Android mobile phone users across the UK are being targeted by text messages containing a really nasty example of spyware called “Flubot,” states the country’s National Cyber Security Centre (NCSC).
This malware is spreading fast through ‘missed package delivery’ SMS texts, necessitating urgent scam warnings from major mobile carriers.
The malware is delivered to targets through SMS texts & prompts them to install a “missed package delivery” app. However, it takes targets to a scam website where they download the “app” — which is actually the spyware.
When installed, it goes on to gains permissions, steal banking information & credentials, taking passwords stored on the device & also taking away various items of personal information.

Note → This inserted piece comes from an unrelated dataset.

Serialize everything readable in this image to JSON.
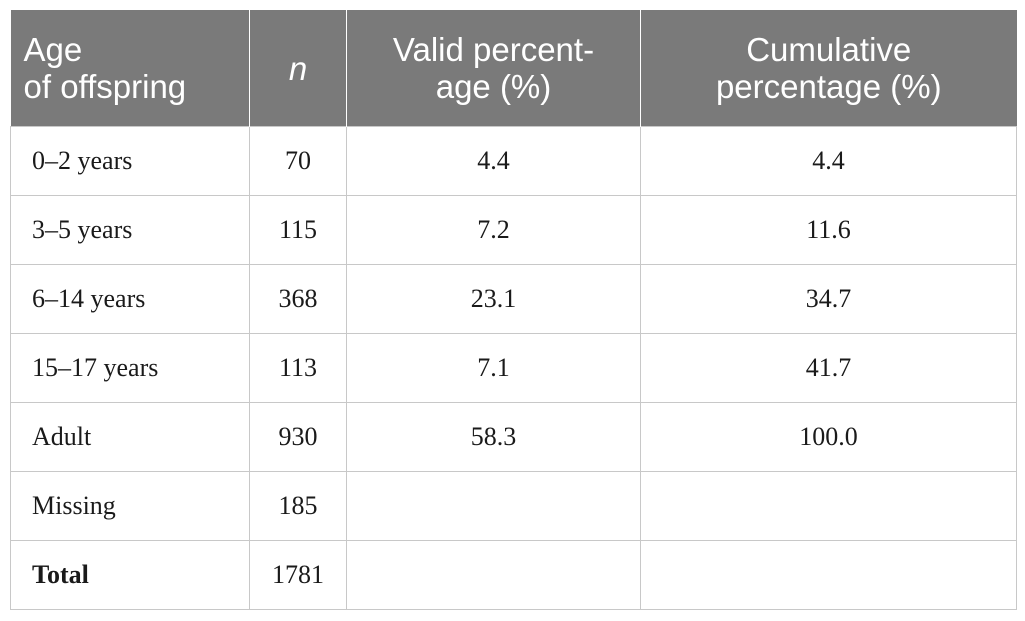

It also sends out further text messages to the infected device’s contact list, which lets it to “go viral” — very much like the real flu.
The UK’s National Cyber Security Centre (NCSC) has issued security guidance about how to identify & remove FluBot malware, while network providers including Three & Vodafone have also issued warnings to users over the text message attacks.

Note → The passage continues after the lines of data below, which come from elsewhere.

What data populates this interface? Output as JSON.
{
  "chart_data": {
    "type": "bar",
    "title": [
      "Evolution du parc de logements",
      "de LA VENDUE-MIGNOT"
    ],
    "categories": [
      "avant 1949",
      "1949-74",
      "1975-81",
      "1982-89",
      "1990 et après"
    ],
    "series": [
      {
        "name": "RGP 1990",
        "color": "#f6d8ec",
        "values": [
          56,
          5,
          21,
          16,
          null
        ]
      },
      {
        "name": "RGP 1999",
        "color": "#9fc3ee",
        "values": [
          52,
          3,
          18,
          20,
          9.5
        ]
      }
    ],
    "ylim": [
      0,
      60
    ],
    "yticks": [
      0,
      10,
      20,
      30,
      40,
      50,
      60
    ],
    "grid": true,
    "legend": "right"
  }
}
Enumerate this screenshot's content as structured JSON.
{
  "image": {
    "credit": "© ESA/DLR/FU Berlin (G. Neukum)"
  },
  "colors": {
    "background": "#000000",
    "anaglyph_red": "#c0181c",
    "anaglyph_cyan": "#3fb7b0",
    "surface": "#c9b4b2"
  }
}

As yet, most of the phishing texts are made to look as though they are being sent from DHL, the NCSC commented, but also warned, “the scam could change to abuse other company brands.”
One victim posted a message posing as a link from the Royal Mail.
Another user on Twitter spotted this scam “Amazon” message which they point out swaps the “o” for a zero in the link.
⚠️SCAM TEXT ALERT ⚠️
If you receive a text message that looks like this one below:
IGNORE: Do not click any links.
REPORT: Report it by forwarding to 7726.
DELETE: Remove the text from your phone. pic.twitter.com/ailKcmXYh4
— Vodafone UK (@VodafoneUK) April 22, 2021
Forward the Text
For anyone who receives what they believe to be a scam text, they are advised not to click on any links & forward the text to “7726” a “free spam-reporting line” created to combat UK fraud. Then, delete the message & block the sender.
If a user has already clicked on the link, the NCSC warned not to enter any password or other personal information. To remove the malware from the infected device, “Perform a factory reset as soon as possible,” the NSCS guidance reads. “The process for doing this will vary based on the device manufacturer. Note that if you don’t have backups enabled, you will lose data.”
The NCSC added that if a user has entered their personal information, it is critical to change those passwords immediately to prevent further compromise.
To prevent future attacks, NSCS said users should back up any important information, only install a minimal number of apps from trusted sources & use available virus protection offered by Google Play & others.
SMS Phishing (‘Smishing’)
These types of SMS phishing scams, also known as “smishing,” are hardly new. In Feb., attackers were obtaining personal data of users in the UK with fake messages promising tax refunds for overpayment. Mobile phishing has been a ‘booming business’ since the start of the pandemic, experts state, which they expect will only continue to increase.
Paul Ducklin, Researcher at Sophos, explained why ‘smishing’ is becoming such a very popular choice for threat players in discussing the Feb. campaign.
“SMSes are limited to 160 characters, including any web links,” Ducklin observed. “So, there’s much less room for crooks to make spelling & grammatical errors, & they don’t need to bother with all the formalised cultural pleasantries (such as ‘Dear Your Actual Name’) that you’d expect in an email.”
Ducklin also pointed out the small mobile screen makes it harder for users to detect a scam, concluding that “once you’ve tapped on the link & the browser window has filled the screen, it’s harder to spot that you are on an imposter site.”